②Coronary heart disease and myocardial infarction: coronary heart disease can cause syncope due to ventricular arrhythmia caused by acute myocardial ischemia.
(3) Heart disease causing reduced cardiac output: In addition to coronary artery disease and myocardial infarction, congenital heart disease, especially tetralogy of Fallot.
(3) Cerebrovascular syncope.
(1) Transient cerebral ischemic attack of carotid or vertebral artery, with focal symptoms in the vascular supply area, occasionally combined with syncope, and all symptoms subside within 24h.
Syncope occurs in 1/3 to 2/3 of patients with polyarteritis major, and it develops during activity, and all major vessels are not palpable.
In subclavian artery steal syndrome, loss of consciousness is triggered by upper extremity activity, the radial artery pulsation on the affected side is weakened or absent, and blood pressure is more than 2.66 kPa (20 mmHg) lower than that on the opposite side.
(4) Basilar artery type migraine is mostly seen in young women, often with a positive family history of vertigo followed by headache. Syncope mostly occurs before headache, and loss of consciousness occurs gradually with several hours of blurred consciousness, and cerebral vasospasm is thought to be the cause of syncope.
(4) Multifactorial syncope and other syncope.
(1) Syncope caused by hyperventilation: mostly hysterical, occurs after stimulation, respiratory enhancement and hyperventilation increase carbon dioxide excretion and produce respiratory alkalosis, causing pulmonary capillary constriction leading to cerebral ischemia, alkalosis also causes a decrease in free calcium in the blood, these changes cause the patient to become dizzy, dizzy, dry mouth, facial and limb tingling, hand and foot twitching, tightening sensation in the chest, panic, and may gradually lose consciousness, heartbeat The patient may gradually lose consciousness and have a rapid heartbeat, but the blood pressure is normal. Reassurance and suggestion can be effective, and slow intravenous injection of calcium gluconate 10ml can relieve hand and foot convulsions.
②Crying syncope: also known as breath-holdingspells, commonly known as “gas death disease”, seen in 1 to 4 years old children. The onset is often due to pain, scolding or fright. The child cries out and then holds his breath, turns blue, loses consciousness, and wakes up quickly after a few seconds or a dozen seconds of breathing. It is easy to be misdiagnosed as epilepsy and will not occur after 3-4 years of age.

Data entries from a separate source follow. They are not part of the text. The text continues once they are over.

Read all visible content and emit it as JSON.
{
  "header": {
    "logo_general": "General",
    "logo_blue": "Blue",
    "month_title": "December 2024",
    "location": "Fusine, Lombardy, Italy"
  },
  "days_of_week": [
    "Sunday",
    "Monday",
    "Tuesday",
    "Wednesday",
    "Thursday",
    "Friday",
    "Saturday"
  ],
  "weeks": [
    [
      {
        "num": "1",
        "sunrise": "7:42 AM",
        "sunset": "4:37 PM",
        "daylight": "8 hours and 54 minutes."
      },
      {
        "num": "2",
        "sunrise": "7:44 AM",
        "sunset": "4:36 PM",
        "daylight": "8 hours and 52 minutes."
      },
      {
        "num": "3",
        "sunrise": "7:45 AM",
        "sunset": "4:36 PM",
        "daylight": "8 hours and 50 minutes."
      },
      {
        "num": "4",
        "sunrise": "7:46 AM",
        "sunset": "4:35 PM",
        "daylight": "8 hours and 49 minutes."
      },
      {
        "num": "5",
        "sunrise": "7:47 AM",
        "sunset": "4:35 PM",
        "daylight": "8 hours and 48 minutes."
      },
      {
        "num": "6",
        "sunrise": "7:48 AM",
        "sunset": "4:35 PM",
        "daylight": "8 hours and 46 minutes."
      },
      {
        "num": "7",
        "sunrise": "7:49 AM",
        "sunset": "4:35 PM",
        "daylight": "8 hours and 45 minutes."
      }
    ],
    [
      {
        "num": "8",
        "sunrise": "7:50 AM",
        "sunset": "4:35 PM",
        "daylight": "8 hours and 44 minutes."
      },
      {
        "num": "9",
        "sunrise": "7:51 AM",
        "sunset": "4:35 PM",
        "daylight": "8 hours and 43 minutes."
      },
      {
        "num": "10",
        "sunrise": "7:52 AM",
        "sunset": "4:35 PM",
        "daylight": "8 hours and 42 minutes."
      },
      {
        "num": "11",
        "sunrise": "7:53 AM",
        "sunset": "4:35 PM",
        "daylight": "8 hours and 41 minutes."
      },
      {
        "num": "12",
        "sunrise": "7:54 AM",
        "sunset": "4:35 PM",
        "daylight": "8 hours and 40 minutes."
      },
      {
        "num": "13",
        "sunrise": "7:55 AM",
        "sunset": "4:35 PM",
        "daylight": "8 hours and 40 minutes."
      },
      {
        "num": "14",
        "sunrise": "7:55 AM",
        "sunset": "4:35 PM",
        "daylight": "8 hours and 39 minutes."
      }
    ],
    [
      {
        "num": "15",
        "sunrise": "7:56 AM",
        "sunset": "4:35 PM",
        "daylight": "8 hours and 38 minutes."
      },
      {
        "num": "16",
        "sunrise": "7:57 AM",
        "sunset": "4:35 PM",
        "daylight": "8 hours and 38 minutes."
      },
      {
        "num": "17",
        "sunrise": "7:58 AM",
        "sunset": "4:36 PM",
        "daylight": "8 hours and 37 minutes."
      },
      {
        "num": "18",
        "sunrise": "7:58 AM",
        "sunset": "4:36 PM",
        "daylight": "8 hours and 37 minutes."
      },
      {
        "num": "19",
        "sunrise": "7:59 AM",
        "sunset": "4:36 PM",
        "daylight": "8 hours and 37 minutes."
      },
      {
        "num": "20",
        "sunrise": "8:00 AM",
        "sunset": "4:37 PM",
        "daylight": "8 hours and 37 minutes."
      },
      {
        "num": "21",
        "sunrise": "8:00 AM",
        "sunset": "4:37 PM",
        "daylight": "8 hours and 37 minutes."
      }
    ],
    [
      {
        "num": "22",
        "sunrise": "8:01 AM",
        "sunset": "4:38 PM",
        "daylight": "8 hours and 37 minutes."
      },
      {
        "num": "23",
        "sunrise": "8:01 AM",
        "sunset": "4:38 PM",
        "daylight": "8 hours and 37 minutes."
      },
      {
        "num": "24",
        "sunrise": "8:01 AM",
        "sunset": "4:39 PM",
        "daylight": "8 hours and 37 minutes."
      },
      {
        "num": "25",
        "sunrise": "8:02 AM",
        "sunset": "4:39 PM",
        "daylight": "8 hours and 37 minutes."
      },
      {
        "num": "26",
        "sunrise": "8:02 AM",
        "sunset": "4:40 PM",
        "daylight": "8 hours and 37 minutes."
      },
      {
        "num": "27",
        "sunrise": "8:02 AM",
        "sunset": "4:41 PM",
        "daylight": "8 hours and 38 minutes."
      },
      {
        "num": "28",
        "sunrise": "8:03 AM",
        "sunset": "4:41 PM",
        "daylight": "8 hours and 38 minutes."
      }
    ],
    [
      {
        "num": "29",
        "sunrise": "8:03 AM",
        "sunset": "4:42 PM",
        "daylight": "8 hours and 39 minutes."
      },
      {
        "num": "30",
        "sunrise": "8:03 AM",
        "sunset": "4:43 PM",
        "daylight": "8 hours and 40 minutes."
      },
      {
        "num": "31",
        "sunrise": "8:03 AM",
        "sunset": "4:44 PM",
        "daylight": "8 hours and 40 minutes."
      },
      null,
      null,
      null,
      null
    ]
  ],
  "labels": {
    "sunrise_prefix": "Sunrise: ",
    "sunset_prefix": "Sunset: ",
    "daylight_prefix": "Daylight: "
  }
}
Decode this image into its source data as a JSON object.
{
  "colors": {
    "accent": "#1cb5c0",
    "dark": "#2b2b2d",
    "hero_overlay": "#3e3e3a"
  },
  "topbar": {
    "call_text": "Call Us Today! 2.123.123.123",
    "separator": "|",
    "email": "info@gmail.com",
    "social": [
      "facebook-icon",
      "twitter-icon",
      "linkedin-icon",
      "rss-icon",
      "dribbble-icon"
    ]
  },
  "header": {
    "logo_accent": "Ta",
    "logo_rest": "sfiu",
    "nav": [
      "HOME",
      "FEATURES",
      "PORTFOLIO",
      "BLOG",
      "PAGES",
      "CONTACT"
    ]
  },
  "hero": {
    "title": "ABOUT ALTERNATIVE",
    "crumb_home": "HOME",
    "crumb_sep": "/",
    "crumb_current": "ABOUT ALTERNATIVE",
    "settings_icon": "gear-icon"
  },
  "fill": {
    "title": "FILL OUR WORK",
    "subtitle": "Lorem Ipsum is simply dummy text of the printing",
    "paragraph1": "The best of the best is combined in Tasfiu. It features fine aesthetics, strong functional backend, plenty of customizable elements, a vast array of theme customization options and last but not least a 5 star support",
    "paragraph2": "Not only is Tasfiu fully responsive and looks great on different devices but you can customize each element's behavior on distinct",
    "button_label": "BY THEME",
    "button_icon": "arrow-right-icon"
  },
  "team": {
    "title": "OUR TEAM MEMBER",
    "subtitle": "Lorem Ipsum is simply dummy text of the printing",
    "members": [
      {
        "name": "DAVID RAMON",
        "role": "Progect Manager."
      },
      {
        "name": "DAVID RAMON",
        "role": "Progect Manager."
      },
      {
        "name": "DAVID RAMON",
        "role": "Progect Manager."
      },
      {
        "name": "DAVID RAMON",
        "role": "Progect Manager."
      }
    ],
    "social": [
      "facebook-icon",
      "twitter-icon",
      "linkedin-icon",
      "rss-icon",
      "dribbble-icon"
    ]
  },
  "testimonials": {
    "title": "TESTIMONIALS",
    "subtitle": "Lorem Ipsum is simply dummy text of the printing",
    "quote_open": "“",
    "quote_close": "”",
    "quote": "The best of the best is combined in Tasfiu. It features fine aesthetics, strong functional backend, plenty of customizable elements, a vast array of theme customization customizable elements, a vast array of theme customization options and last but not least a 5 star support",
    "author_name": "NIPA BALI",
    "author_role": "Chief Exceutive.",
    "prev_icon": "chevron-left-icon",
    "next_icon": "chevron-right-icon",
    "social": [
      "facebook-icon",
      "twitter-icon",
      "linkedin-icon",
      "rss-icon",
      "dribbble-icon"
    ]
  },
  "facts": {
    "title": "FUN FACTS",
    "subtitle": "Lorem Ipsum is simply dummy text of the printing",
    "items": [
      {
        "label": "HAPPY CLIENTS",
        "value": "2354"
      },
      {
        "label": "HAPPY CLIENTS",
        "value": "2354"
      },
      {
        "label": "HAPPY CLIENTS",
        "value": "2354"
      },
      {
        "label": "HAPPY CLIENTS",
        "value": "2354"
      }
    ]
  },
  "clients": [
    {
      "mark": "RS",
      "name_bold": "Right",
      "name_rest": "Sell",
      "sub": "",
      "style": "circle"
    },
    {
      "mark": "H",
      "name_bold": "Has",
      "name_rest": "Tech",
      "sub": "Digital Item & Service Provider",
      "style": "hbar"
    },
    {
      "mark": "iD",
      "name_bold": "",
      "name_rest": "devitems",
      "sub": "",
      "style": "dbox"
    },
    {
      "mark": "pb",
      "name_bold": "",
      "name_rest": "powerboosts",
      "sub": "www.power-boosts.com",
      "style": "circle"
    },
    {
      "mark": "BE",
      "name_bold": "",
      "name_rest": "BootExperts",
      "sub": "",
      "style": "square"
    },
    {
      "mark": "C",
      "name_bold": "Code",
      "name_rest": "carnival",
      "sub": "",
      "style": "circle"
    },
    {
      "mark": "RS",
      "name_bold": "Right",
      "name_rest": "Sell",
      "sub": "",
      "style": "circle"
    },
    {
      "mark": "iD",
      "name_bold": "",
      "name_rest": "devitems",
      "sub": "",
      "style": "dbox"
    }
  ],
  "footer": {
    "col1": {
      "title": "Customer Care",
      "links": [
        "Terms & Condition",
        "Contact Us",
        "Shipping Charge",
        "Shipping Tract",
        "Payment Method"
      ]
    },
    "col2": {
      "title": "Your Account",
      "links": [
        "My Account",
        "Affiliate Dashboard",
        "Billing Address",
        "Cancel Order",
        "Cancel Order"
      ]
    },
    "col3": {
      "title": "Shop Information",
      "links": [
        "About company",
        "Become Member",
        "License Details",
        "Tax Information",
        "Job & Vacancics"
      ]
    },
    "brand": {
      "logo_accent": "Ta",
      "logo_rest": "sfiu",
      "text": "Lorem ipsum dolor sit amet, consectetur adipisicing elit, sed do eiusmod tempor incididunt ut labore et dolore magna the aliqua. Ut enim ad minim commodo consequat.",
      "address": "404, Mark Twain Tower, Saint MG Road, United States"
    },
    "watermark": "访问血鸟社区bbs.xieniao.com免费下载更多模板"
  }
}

(3) Supine hypotension syndrome: seen in pregnant women in late pregnancy and huge tumors in the abdominal cavity, with onset when the patient is in supine position, showing sudden drop in blood pressure, accelerated heart rate, vertigo and even syncope. This is due to the enlarged uterus or tumor compressing the inferior vena cava, which causes a sudden decrease in the amount of blood returned to the heart. The symptoms can be relieved when changing the position to sitting or right side lying.